Danny Hate – Prison Break: un disco da evitare a tutti i costi
Prison Break
Danny Hate
Street Label Records – 2014
Ci sono cose che andrebbero proibite per legge, come la pubblicazione dell’ultimo album di Danny Hate: un disco di underground hip hop che ha tutto da invidiare ai miti americani dai quali ha preso spunto. Non sono un patito del genere ma mentirei se dicessi che ne sono proprio digiuno, quindi questa recensione è da intendersi come il parere di un «profano» che, con tutta la buona volontà, vorrebbe approcciarsi all’hip hop. La copertina, tutto sommato, è abbastanza intrigante: riesce ad invogliare all’ascolto senza essere eccessiva o troppo banale. È fatto bene anche il logo dell’artista. Purtroppo però la bellezza di questo album si ferma all’esteriorità: il contenuto non è altro che un banalissimo hip hop american style.

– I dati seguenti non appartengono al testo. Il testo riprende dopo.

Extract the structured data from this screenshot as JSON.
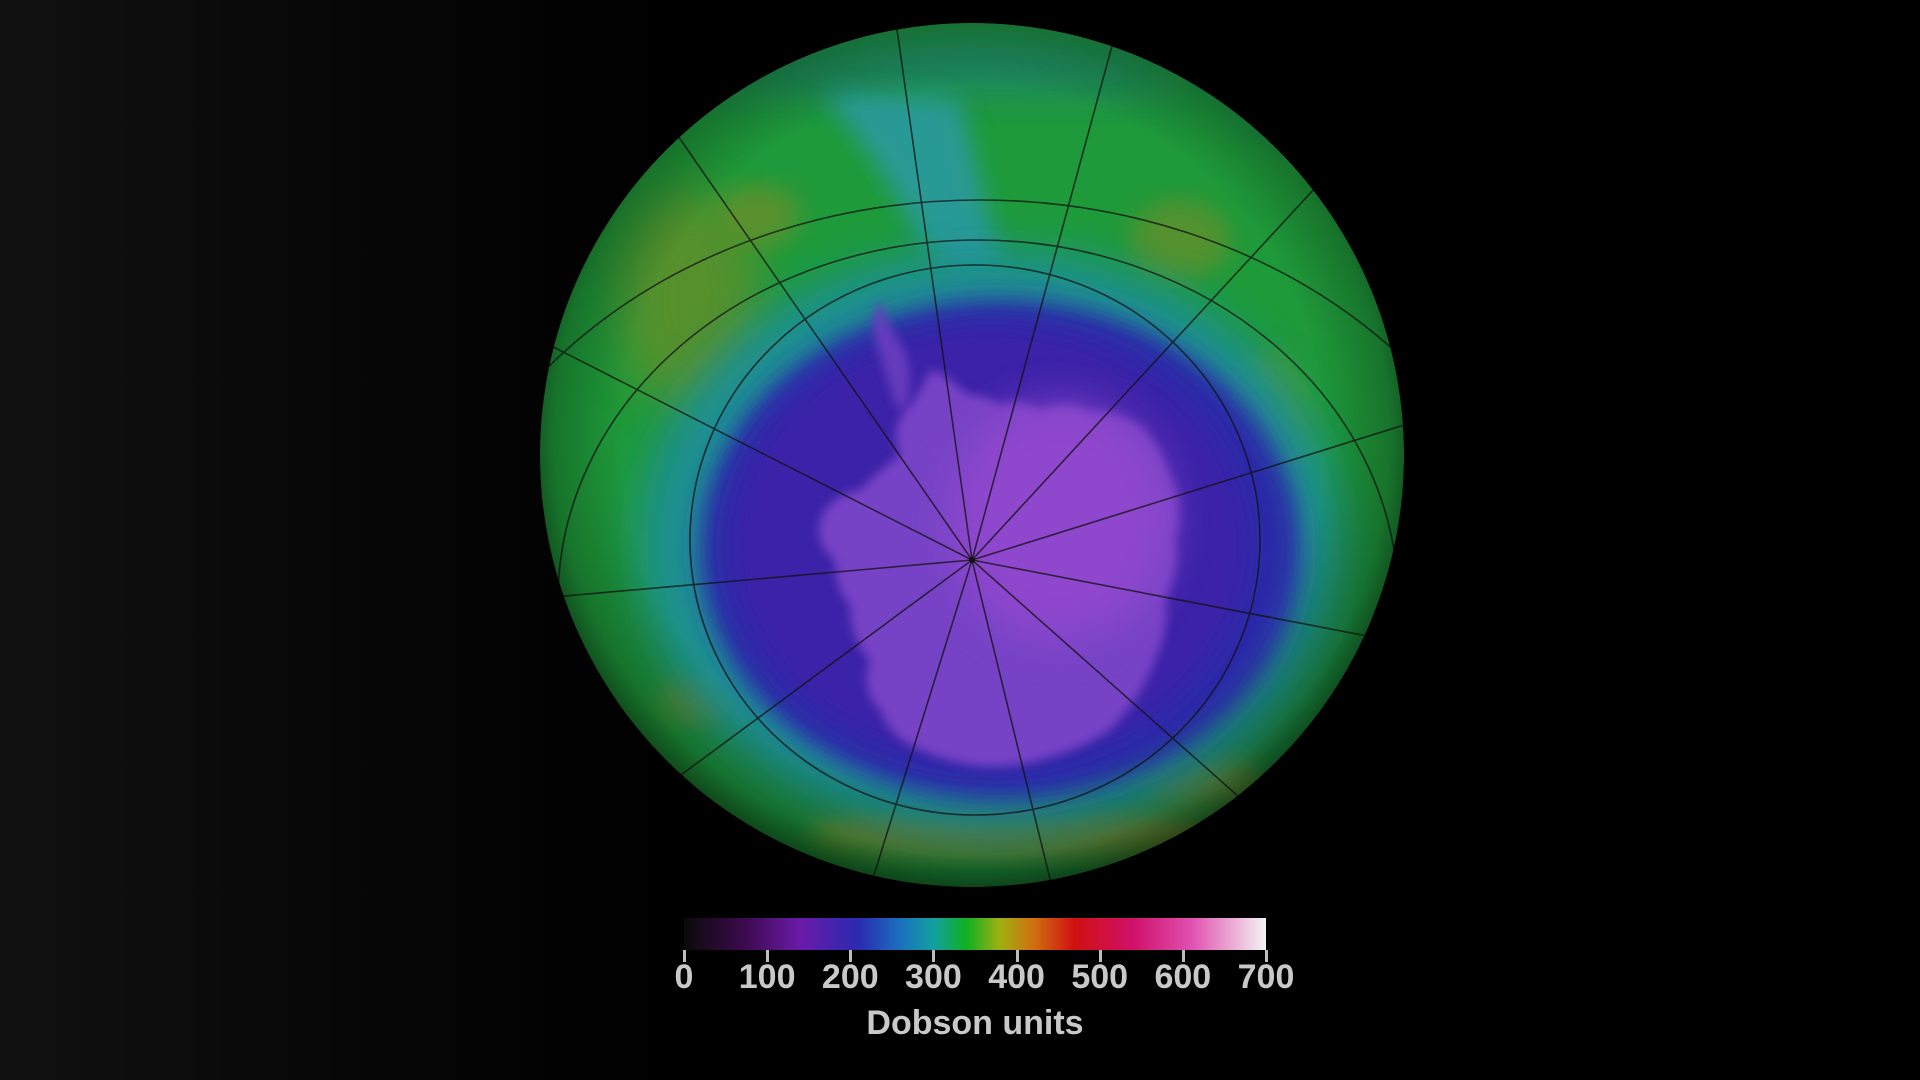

Danny Hate poi, a parte una leggera zeppola alla Jovanotti che non è certo una colpa, non riesce ad essere convincente, mostrando di usare in modo gratuito e non efficace il lessico tipico del genere: «zoccola», «inculata» e similia sono espressioni utili per rafforzare un concetto, non per fare il «trasgressivo per forza».